Investors will be interested in knowing the targeted fiscal deficit for 2018-2019.
Will the Budget cut corporate tax rates?
A lot of optimists are expecting this, but a high fisc could dissuade the finance minister. Pessimists are gloomily predicting that a tax may be imposed on long-term capital gains.
The advance GDP estimates for 2017-2018 may be an under-estimate and the market is assuming it is.
On the basis of eight months, real GDP growth for the year is being estimated at around 6.5 per cent.
The first half was poor, but there are signs that economic growth has started picking up and the second half could be stronger than the assumed growth rate of 7 per cent.
Manufacturing and services have both shown a pickup in December, going by the PMI. Core sector growth has improved considerably.
Given a low base effect, manufacturing and services might surprise on the upside.
There are some signs that corporate investment is improving, but there are also signs that consumption is slowing down.
Agriculture is the sore spot with very low growth.
Agriculture is likely to continue lagging through the second half since crop-acreage is lower than last year.
Net-net, it isn't obvious that the informal economy has fully recovered yet from demonetisation and GST put more pressure on sectors with a large informal component in the value chain.
Agriculture lagging could mean farm loan waivers, an expanded MNREGA budget, higher minimum support prices, free or highly subsidised power, etc.
The Gujarat state assembly elections highlighted the impact that rural distress has on voter sentiment -- the incumbent BJP did quite badly in rural areas.
Alleviation of rural distress could mean an expansion of the fisc but it could also put money into people's hands and boost consumption.
Another area of pain could be inflation.
Food prices could spike if there's a low rabi harvest.
The Iran protests have led to a spike in crude prices. Even if that quietens down without supply disruptions, crude prices are expected to stay in a higher band because of OPEC curtailing production.
Although India's inflation indices appear well under control, governments tend to be abnormally sensitive to inflation going into electoral battles.
Globally speaking, the First World economies are doing fine.
The USA is chugging along.
The Eurozone is enjoying its best year in over a decade while Japan enjoyed its best year in two decades.
The weak link is the United Kingdom which is expected to continue seeing Brexit-related turmoil.
Italy's election in March could also cause some confusion in what is now the EU's third-largest economy.
Interestingly, the US dollar has lost a lot of ground against other currencies despite the Federal Reserve having pushed up policy rates and signalled that it will do so again. Everyone expects the European Central Bank and the Bank of Japan to tighten liquidity and raise rates.
The ECB has cut the quantum of its ongoing quantitative easing programme from January but the prospect of reduced liquidity doesn't have to made an impact yet.
The Iran situation affected sentiment in the crude market.
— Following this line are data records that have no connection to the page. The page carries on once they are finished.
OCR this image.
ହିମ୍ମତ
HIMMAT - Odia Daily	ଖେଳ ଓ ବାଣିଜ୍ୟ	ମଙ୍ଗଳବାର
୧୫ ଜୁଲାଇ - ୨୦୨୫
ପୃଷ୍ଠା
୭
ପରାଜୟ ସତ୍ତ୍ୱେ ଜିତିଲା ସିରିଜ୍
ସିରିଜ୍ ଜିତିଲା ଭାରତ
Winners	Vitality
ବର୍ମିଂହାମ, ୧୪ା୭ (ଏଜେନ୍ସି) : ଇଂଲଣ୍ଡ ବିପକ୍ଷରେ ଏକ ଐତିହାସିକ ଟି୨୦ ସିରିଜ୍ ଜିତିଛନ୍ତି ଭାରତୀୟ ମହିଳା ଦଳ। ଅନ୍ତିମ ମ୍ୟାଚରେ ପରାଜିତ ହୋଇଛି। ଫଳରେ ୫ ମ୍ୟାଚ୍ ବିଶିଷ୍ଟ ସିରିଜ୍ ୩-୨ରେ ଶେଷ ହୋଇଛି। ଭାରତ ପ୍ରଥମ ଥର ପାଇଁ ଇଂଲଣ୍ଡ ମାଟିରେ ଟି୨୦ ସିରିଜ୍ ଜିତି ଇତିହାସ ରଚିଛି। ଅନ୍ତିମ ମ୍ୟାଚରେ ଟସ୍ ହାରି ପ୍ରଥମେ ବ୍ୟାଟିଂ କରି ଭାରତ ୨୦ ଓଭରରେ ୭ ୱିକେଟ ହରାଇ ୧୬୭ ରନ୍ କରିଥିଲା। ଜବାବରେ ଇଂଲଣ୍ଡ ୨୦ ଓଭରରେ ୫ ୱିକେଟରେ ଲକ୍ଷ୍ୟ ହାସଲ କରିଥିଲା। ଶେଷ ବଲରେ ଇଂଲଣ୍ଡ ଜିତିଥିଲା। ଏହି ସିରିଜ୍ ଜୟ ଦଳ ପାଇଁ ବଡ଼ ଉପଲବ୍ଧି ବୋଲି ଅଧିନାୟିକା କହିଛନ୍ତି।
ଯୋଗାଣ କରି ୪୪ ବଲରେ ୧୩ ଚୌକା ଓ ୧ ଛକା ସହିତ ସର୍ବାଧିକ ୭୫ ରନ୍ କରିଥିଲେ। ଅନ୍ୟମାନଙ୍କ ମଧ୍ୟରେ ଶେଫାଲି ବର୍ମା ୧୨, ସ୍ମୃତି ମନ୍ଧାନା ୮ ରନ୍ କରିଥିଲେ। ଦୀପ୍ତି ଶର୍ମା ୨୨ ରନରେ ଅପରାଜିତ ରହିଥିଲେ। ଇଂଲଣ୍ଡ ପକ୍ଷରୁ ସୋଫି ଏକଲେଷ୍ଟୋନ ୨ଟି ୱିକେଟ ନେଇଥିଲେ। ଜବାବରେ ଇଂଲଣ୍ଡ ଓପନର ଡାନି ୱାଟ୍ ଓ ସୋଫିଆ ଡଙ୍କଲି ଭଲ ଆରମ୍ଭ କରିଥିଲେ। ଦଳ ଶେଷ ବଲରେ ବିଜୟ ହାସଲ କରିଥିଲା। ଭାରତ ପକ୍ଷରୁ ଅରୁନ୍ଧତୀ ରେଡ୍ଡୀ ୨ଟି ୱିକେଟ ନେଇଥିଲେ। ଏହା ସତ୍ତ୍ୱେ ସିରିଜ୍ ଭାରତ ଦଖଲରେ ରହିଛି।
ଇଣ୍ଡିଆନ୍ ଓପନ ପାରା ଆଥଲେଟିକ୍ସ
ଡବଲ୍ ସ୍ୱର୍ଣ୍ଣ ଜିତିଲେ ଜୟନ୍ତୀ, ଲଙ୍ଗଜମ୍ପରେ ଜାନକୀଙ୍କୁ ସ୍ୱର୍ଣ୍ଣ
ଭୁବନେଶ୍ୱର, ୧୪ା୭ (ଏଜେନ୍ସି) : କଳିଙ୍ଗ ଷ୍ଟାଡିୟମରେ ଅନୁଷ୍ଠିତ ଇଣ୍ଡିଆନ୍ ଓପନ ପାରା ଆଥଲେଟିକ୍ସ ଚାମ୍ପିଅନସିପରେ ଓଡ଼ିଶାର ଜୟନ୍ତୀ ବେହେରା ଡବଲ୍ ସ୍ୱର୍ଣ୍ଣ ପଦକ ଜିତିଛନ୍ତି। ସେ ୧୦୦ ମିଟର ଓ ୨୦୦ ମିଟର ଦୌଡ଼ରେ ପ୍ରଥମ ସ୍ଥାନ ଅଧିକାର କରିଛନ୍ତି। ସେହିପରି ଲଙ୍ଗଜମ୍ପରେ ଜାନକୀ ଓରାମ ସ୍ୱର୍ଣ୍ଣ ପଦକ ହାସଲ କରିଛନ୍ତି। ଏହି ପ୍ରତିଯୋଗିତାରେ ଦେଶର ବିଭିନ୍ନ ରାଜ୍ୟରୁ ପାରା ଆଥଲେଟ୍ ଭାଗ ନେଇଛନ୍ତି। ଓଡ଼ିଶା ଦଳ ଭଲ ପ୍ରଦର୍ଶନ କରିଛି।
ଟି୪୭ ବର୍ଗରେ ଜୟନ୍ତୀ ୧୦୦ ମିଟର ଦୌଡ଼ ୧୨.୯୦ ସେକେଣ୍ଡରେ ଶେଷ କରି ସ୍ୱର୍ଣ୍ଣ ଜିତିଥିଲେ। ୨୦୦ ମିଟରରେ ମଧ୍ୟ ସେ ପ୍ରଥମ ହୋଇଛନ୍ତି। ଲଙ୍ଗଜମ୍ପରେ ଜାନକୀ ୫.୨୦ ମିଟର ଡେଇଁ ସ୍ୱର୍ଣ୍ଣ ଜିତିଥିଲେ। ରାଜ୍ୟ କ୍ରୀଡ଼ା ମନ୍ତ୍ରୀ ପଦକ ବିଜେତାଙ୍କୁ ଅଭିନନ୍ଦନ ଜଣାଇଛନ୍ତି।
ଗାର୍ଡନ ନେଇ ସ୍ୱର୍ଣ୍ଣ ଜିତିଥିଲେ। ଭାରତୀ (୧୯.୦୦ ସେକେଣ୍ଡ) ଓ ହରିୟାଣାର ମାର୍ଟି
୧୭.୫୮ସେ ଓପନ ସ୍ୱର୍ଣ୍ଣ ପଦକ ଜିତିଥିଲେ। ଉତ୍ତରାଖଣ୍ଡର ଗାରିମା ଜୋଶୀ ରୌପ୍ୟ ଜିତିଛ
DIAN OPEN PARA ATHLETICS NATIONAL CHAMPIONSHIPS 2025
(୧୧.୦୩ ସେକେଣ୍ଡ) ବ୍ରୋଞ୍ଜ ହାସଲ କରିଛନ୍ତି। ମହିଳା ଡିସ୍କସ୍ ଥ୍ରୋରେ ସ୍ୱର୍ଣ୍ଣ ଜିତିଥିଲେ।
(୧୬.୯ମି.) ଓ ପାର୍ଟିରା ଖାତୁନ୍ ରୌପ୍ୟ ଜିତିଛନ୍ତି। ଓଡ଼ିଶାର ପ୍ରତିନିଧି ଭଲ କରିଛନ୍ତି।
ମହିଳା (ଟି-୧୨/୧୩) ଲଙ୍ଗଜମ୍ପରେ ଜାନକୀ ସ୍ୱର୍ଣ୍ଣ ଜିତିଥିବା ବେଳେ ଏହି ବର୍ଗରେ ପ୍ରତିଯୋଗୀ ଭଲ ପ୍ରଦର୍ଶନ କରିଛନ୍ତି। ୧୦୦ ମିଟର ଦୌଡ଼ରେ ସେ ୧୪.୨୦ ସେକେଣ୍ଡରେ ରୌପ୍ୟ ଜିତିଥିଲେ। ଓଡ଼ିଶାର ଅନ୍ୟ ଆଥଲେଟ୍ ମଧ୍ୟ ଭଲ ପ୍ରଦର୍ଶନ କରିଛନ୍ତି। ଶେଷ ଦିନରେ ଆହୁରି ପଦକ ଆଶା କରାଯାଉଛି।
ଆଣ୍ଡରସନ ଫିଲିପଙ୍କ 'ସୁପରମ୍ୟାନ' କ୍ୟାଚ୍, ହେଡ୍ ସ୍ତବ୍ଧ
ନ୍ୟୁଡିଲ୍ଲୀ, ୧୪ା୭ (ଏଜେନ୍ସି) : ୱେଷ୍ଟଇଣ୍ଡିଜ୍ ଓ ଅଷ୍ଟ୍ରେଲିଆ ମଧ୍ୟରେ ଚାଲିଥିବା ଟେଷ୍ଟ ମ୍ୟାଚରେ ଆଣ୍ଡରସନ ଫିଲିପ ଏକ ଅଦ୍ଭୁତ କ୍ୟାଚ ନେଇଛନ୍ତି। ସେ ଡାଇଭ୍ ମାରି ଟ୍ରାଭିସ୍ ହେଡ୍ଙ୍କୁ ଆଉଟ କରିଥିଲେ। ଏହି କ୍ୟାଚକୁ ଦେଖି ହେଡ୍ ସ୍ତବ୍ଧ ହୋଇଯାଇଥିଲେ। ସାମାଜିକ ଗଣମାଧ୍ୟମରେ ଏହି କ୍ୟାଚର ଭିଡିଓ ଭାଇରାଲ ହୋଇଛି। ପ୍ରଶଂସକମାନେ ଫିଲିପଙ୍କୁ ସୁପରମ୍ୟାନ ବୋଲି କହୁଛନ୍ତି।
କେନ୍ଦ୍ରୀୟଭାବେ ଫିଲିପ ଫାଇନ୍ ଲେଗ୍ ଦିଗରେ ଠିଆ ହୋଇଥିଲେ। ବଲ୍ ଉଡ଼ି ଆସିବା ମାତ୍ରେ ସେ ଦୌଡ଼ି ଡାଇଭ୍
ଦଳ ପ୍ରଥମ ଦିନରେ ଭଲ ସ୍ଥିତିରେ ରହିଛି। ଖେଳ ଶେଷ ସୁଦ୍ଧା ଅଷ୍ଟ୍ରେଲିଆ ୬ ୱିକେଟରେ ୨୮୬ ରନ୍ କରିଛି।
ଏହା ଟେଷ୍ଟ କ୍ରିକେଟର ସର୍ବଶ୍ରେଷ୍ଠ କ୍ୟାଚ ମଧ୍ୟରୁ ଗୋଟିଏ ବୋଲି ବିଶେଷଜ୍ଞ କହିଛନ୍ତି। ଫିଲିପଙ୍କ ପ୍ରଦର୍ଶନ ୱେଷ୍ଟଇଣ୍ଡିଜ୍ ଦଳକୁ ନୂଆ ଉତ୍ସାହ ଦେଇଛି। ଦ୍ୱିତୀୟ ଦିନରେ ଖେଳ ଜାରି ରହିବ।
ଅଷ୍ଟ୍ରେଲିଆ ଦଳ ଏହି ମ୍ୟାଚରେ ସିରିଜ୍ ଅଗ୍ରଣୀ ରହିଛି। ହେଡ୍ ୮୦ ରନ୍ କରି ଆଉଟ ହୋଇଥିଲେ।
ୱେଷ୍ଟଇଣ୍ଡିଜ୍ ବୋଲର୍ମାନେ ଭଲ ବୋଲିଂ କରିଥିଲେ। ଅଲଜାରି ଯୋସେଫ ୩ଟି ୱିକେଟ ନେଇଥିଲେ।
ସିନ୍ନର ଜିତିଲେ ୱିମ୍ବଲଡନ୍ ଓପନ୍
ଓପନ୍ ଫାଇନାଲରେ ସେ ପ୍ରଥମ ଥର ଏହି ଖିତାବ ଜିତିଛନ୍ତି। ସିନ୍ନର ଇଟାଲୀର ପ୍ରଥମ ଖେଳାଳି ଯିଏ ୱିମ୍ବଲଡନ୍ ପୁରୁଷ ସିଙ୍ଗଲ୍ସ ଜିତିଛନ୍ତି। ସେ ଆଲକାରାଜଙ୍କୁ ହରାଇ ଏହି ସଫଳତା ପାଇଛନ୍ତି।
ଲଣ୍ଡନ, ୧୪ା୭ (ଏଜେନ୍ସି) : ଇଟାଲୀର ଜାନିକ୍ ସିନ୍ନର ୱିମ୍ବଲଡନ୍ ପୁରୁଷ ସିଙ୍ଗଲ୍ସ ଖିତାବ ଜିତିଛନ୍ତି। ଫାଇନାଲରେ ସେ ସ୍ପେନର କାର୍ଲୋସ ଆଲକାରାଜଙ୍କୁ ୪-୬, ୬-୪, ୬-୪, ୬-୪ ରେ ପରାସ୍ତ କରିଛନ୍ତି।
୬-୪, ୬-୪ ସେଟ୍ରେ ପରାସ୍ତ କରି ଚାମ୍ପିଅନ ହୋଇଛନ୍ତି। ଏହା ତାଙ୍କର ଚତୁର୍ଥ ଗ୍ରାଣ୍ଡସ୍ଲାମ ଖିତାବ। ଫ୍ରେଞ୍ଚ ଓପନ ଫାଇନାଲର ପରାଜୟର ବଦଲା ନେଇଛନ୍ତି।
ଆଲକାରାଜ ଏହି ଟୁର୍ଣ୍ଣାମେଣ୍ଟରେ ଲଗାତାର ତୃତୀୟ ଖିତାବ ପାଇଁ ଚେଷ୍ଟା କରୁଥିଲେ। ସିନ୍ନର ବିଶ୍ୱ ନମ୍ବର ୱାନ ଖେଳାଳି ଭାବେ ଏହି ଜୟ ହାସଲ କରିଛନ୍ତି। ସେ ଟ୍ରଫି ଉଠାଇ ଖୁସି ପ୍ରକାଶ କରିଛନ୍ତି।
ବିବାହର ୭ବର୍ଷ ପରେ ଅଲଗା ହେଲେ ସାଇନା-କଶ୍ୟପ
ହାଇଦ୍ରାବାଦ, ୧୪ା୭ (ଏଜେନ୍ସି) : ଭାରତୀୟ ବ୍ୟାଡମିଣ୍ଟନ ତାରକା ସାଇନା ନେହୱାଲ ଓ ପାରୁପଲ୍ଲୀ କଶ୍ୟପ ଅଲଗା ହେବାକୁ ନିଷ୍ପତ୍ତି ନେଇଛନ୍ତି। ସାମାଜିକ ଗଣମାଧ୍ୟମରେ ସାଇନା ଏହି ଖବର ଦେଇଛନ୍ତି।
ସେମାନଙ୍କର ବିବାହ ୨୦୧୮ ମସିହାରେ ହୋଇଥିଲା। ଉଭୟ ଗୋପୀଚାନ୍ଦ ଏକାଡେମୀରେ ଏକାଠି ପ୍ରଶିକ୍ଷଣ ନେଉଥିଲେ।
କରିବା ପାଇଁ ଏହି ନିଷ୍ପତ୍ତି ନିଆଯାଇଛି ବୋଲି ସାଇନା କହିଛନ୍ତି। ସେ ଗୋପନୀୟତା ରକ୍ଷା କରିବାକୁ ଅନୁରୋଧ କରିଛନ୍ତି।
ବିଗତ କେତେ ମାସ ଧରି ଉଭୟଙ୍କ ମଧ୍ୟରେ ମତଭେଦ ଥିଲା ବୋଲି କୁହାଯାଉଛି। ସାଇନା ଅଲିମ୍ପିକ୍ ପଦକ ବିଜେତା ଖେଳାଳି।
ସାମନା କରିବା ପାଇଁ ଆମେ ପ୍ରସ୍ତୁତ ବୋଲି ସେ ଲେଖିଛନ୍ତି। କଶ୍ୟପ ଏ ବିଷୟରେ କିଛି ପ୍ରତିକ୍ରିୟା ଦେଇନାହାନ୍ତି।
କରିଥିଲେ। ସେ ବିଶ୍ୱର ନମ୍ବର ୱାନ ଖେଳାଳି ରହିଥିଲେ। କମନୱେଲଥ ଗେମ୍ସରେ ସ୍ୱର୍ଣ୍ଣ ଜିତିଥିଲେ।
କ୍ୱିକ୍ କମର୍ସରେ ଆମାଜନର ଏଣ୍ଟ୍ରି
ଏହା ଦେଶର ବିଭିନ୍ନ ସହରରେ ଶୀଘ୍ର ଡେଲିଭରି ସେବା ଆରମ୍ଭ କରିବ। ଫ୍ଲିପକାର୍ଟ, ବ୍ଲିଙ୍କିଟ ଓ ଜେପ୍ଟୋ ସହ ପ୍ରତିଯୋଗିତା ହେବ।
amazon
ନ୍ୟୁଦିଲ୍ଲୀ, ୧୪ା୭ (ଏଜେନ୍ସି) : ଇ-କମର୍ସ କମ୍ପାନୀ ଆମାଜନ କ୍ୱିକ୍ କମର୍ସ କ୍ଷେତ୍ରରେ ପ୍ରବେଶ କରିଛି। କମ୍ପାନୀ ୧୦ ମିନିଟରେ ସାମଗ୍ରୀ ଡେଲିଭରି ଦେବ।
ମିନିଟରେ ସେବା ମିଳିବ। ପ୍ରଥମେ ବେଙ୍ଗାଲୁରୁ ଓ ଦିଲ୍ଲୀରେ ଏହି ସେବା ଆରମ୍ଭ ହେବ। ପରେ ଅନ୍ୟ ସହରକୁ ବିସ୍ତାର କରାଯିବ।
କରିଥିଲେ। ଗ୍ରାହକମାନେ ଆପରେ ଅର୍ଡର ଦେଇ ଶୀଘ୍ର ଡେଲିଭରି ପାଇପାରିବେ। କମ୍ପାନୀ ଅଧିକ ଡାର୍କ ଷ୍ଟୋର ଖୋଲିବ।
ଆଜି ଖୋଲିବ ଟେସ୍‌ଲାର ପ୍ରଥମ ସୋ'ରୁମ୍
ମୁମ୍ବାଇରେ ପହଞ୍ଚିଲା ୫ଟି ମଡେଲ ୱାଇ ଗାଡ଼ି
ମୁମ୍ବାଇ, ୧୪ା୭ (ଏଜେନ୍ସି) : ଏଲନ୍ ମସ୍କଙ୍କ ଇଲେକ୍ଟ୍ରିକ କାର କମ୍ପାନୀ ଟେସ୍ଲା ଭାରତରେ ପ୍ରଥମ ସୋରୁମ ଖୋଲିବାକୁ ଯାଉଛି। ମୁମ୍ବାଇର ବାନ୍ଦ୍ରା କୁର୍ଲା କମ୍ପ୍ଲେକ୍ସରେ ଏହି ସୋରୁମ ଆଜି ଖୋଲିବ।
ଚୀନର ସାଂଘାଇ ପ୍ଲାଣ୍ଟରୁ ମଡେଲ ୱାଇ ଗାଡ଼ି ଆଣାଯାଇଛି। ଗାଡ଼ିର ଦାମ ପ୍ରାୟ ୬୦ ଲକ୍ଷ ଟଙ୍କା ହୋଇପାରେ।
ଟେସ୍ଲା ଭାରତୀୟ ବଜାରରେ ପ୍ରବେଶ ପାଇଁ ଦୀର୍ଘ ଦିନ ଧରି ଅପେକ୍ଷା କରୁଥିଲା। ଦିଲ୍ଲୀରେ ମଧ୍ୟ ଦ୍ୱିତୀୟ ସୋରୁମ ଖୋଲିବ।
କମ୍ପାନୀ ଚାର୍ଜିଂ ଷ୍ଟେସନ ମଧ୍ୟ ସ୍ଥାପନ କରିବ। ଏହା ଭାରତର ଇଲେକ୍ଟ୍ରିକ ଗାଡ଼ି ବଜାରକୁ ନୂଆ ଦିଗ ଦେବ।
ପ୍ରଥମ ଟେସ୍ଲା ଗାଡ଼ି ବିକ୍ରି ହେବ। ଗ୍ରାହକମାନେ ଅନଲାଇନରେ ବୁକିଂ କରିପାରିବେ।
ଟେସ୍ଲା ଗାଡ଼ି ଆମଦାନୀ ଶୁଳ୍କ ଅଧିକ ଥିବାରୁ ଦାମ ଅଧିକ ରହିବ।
Another area of concern is North Korea's missile testing. Both North Korea's head of State and US President Donald J Trump have made public references to the nuclear button. This is a 'black swan' situation.
2017 was an incredibly good year for equity investors with excellent returns from almost every region.
MSCI's world equity index, which tracks shares in 47 countries, has returned more than 24 percent this year including dividends.
Commodities, including industrial metals like copper, have trended up strongly. Of course, nothing beat cryptocurrency, despite big selloffs in the last week of December.
Technically speaking, the Indian indices have hit new all-time highs in the New Year and the sentiment remains strong.
All valuations are also at extremely high levels, which is a situation when prudent investors stay braced for sudden corrections.